The mountains are full of lots of goats. Most of the time you can hear them but not see them. When you do see them, they are precariously walking along the edge of a cliff or rock hundreds of meters in the sky. They are the Ua Pou dare devils. Occasionally, they will come down to the flat lands and grace us with their presence. Check out the large, meaty one on the right.
The main anchorage in Ua Pou has one very beautiful Catholic church which I had the pleasure of visiting. The service was in Tahitian so I did not understand a single word other than “Amen.” They did have some of the songs projected on the ceiling giving me a chance to try to sing along. Super amusing as I don’t know the words or pronunciations, but I did my best and nobody tossed me out.
Cruisers Helping Cruisers
It is always amazing to witness the beauty of cruisers coming together to help one another out. Being in a super tight anchorage presented a lot of different problems. Everyone had to put out a stern anchor in addition to the bow anchor to try to minimize movement. “Try” being the operative word.
As we arrived, a French catamaran called Peneque waved us over and told us to anchor near them. After we set the bow anchor, Matt jumped into Sweetie to set the stern anchor. Rolan on Peneque, jumped in with him. This allowed Matt to drive the dinghy while Rolan set the stern anchor (I was on the big boat ensuring she did not hit another boat). See “How did we do that in Hakahau” for more details on getting here.

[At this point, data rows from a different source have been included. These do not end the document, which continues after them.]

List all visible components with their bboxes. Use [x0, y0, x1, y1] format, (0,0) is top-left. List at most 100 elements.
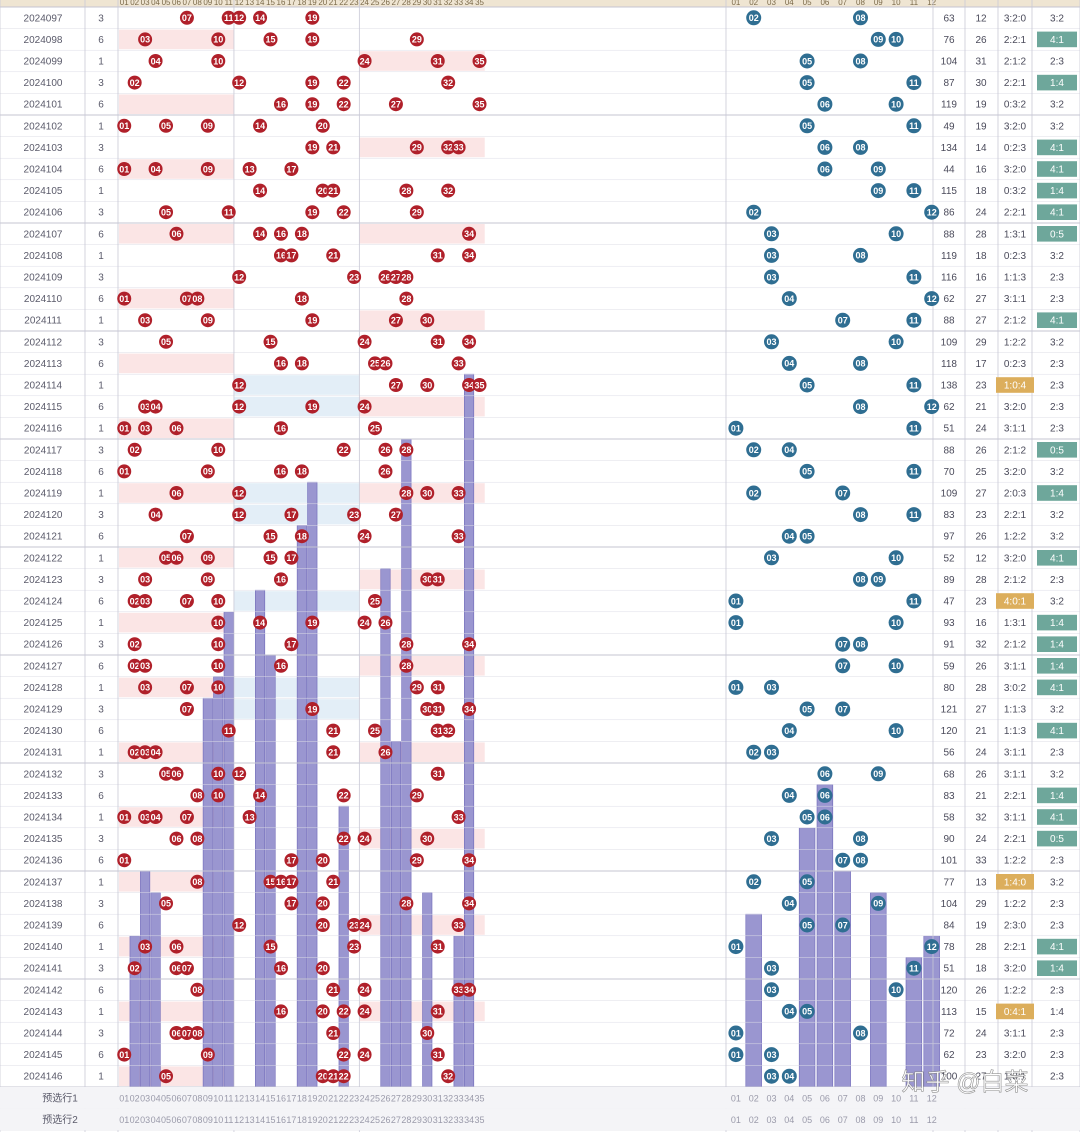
red-ball-number: 27	[391, 380, 401, 390]
header-front-12: 12	[235, 0, 244, 7]
red-ball	[242, 810, 257, 824]
blue-ball-number: 06	[820, 143, 830, 153]
red-ball	[190, 982, 205, 997]
red-ball	[336, 205, 351, 220]
blue-ball	[817, 787, 833, 803]
preselect-front-25: 25	[370, 1115, 380, 1125]
red-ball-number: 27	[391, 510, 401, 520]
shape-value: 3	[98, 78, 104, 89]
red-ball	[441, 723, 456, 738]
red-ball	[138, 421, 153, 436]
red-ball	[441, 140, 456, 155]
red-ball-number: 34	[464, 229, 474, 239]
red-ball-number: 18	[297, 532, 307, 542]
red-ball-number: 09	[203, 1050, 213, 1060]
header-row: 01 02 03 04 05 06 07 08 09 10 11 12 13 14 15 16 17 18 19 20…	[0, 0, 1080, 7]
red-ball	[179, 594, 194, 608]
header-front-09: 09	[203, 0, 212, 7]
red-ball	[462, 982, 477, 997]
red-ball-number: 32	[443, 1072, 453, 1082]
red-ball	[211, 442, 226, 457]
table-row: 2024133 6 08 10 14 22 29 04 06 83 21 2:2:1 1:4	[24, 787, 1077, 804]
preselect-front-21: 21	[328, 1093, 338, 1103]
red-ball	[273, 464, 288, 479]
span-value: 16	[975, 618, 987, 629]
red-ball-number: 33	[454, 920, 464, 930]
ratio-highlight	[1037, 139, 1077, 156]
preselect-back-05: 05	[802, 1115, 812, 1125]
preselect-front-18: 18	[297, 1115, 307, 1125]
red-ball-number: 31	[433, 337, 443, 347]
span-value: 24	[975, 1029, 987, 1040]
period-label: 2024101	[24, 100, 63, 111]
span-value: 23	[975, 381, 987, 392]
red-ball-number: 15	[266, 553, 276, 563]
shape-value: 3	[98, 445, 104, 456]
red-ball	[159, 205, 174, 220]
ratio1-value: 1:2:2	[1004, 532, 1027, 543]
blue-ball	[870, 161, 886, 177]
red-ball	[190, 1026, 205, 1040]
shape-value: 1	[98, 877, 104, 888]
red-ball	[388, 378, 403, 392]
red-ball-number: 27	[391, 100, 401, 110]
blue-ball-number: 01	[731, 1028, 741, 1038]
red-ball	[253, 183, 268, 198]
red-ball-number: 34	[464, 380, 474, 390]
span-value: 32	[975, 813, 987, 824]
preselect-front-13: 13	[245, 1093, 255, 1103]
blue-ball	[817, 809, 833, 825]
red-ball-number: 28	[401, 272, 411, 282]
sum-value: 68	[943, 769, 955, 780]
blue-ball	[853, 852, 868, 868]
tint-zone	[119, 612, 234, 633]
blue-ball-number: 07	[838, 920, 848, 930]
red-ball	[409, 788, 424, 803]
blue-ball-number: 07	[838, 856, 848, 866]
red-ball	[357, 615, 372, 630]
tint-zone	[233, 591, 360, 611]
blue-ball-number: 11	[909, 272, 919, 282]
red-ball-number: 34	[464, 985, 474, 995]
sum-value: 89	[943, 575, 955, 586]
blue-ball	[888, 226, 904, 242]
red-ball-number: 12	[234, 402, 244, 412]
preselect-front-14: 14	[255, 1093, 265, 1103]
header-front-32: 32	[444, 0, 453, 7]
red-ball-number: 19	[307, 402, 317, 412]
sum-value: 104	[941, 899, 958, 910]
red-ball-number: 02	[130, 964, 140, 974]
red-ball-number: 22	[339, 1007, 349, 1017]
shape-value: 3	[98, 705, 104, 716]
red-ball-number: 18	[297, 359, 307, 369]
blue-ball-number: 04	[784, 791, 794, 801]
preselect-front-15: 15	[266, 1093, 276, 1103]
span-value: 15	[975, 1007, 987, 1018]
sum-value: 88	[943, 229, 955, 240]
span-value: 26	[975, 985, 987, 996]
preselect-front-32: 32	[443, 1115, 453, 1125]
shape-value: 6	[98, 402, 104, 413]
table-row: 2024100 3 02 12 19 22 32 05 11 87 30 2:2:1 1:4	[24, 74, 1077, 91]
red-ball-number: 04	[151, 56, 161, 66]
red-ball-number: 18	[297, 467, 307, 477]
red-ball	[211, 54, 226, 68]
table-row: 2024098 6 03 10 15 19 29 09 10 76 26 2:2:1 4:1	[24, 31, 1077, 48]
span-value: 16	[975, 165, 987, 176]
ratio1-value: 1:2:2	[1004, 856, 1027, 867]
red-ball-number: 03	[140, 661, 150, 671]
red-ball-number: 17	[286, 899, 296, 909]
red-ball-number: 16	[276, 661, 286, 671]
preselect-back-06: 06	[820, 1093, 830, 1103]
omission-bar	[213, 676, 224, 1088]
preselect-front-35: 35	[475, 1093, 485, 1103]
period-label: 2024102	[24, 121, 63, 132]
red-ball	[315, 961, 330, 976]
red-ball	[451, 918, 466, 932]
red-ball-number: 14	[255, 121, 265, 131]
red-ball-number: 08	[192, 834, 202, 844]
blue-ball	[799, 463, 815, 479]
red-ball-number: 16	[276, 575, 286, 585]
preselect-back-09: 09	[873, 1115, 883, 1125]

When Alrisha and Easy came to the anchorage, we hopped in the dinghy to help them with their stern anchors.
Alrisha Had Some Tough Times
Our friends Bridget and Ferry had a rough few weeks at Ua Pou. On a particularly windy and swelly day all hell broke loose. Alrisha decided to stay onboard because of the severe weather conditions. Well, to be honest, most of us stayed onboard for safety reasons. Around mid-morning, we heard a commotion and saw Alrisha floating toward the reef and learned that she broke her stainless steel 10mm anchor chain.
The folks on Garfulo jumped in their dingy and helped them with the stern anchor, while Matt jumped in Sweetie to meet Alrisha at the dock. The plan was to tie her to the main dock, use the stern anchor as a bow anchor and then try to find the broken chain (and anchor) for reattachment. Within several hours, Alrisha was set to head back to the anchorage and Mike (Easy) found their broken chain. They reattached their chain with a shorter scope and reset the stern anchor. Later we sold them our old stainless chain which happened to also be 10mm and fit their windlass! Talk about a blessing!
More Troubles for Alrisha
After the festival was over, Alrisha was in their dinghy heading to the dock when their outboard broke free and went for a swim. Several local kids swam down and retrieved it using our painter from Sweetie. They had to flush it and replace some seals, but got her running again the next day.
When we helped Mike (Easy) with his stern anchor, we leant him our old spinnaker line and 10 meters of chain to hold the line down. Always, help someone when you can as you never know when you will need help in return.
The great thing about our cruiser friends is that they just go and help, they don’t wait to be asked and they don’t expect anything in return. Everyone helping everyone was more prevalent in Ua Pou because of the poor conditions and tight quarters. However, it’s not just here in Ua Pou, but everywhere.
Sorry no photos of the tough times as it was all hands-on deck.